Everyone who visited our home found it just that. They clucked their tongues at the history it implied, some awed given their free lifestyles as just one person, some envious, some inquisitive. We hung photographs by wooden clothespins on a string that ran the length of the east wall. My father and Jackson, age nine, on the afternoon of the Fourth of July, Dad holding a fifty-dollar brick that Jackson is fixated on, fascinated by the promise of pyrotechnics. James and Jackson and myself, sitting on the steps of Julia’s porch on what was my first day of high school. James has grown shadowed already, turning his face away from the camera so that his awkward nose seems larger, doing that thing boys of that age do where they hide their hands inside the sleeves of their sweatshirts. Jackson in a worn shirt that details species of birds, his eyes so bright they’re almost garish. Me in a tight-fitting striped linen button-down that I adored and jeans I’d put holes in over the summer. There was evidence of later years also, of course. Jackson and me, home from college for Christmas, smoking cigarettes on someone’s absent parents’ back porch, in on a joke, our blooming intellectual freedoms nearly a third figure in the photograph, one itchy scarf wrapped around both our necks. Jackson pissing off the winding two-lane highway that follows the edge of California and sometimes closes for repairs when chunks fall into the ocean.
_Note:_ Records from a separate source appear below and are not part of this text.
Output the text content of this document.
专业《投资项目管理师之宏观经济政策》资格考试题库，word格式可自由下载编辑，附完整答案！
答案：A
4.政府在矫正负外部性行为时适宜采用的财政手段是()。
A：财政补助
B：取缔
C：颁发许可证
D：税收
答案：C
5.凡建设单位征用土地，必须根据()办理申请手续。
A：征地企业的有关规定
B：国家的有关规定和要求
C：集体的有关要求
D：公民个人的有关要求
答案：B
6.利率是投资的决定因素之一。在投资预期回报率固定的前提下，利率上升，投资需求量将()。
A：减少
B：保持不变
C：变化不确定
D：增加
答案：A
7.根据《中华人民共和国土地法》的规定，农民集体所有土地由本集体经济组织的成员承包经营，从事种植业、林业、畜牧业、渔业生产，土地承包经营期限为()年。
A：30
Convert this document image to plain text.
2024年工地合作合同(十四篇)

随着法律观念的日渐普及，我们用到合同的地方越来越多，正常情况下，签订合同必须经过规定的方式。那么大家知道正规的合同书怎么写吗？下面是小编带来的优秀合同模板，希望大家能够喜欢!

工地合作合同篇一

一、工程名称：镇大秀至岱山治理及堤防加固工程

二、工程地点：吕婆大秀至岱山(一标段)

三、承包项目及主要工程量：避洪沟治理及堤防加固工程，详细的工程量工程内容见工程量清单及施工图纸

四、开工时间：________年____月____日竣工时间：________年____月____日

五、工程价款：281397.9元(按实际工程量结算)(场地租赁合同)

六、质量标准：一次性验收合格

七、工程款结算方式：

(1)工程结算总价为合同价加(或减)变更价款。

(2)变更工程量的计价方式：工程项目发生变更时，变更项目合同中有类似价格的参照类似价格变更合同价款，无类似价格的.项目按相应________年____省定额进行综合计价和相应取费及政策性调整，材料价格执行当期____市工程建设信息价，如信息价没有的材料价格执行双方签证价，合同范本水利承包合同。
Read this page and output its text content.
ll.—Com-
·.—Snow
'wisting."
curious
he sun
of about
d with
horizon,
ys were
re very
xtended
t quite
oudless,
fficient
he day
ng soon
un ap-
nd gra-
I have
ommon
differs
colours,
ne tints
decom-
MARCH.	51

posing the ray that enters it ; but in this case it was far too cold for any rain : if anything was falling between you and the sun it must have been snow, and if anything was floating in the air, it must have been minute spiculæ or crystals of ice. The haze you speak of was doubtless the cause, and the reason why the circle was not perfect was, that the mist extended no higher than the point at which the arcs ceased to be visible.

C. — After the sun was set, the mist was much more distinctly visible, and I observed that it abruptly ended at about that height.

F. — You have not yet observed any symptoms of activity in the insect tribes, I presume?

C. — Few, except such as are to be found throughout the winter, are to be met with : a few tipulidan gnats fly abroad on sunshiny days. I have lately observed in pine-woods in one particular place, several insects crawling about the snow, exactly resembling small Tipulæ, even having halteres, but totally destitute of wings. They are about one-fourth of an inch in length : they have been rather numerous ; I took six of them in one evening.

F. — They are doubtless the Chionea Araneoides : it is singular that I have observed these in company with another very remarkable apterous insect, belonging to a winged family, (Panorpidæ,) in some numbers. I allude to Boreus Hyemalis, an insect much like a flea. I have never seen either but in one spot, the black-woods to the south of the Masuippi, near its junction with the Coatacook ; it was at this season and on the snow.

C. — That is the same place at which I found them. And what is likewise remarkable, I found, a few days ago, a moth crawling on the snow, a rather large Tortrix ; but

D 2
A picture taken just after, the first morning of the camping trip we were driving toward, of our faces mashed against each other in the two sleeping bags whose zippers we tricked into meeting. James at sixteen with his guitar on Julia’s porch, singing and his mouth open as if waiting for the unbridled refreshment of a hose, Jackson and me barely visible in the background, smirking at each other; my father’s thumb in the bottom left corner, so intent on capture that he was careless.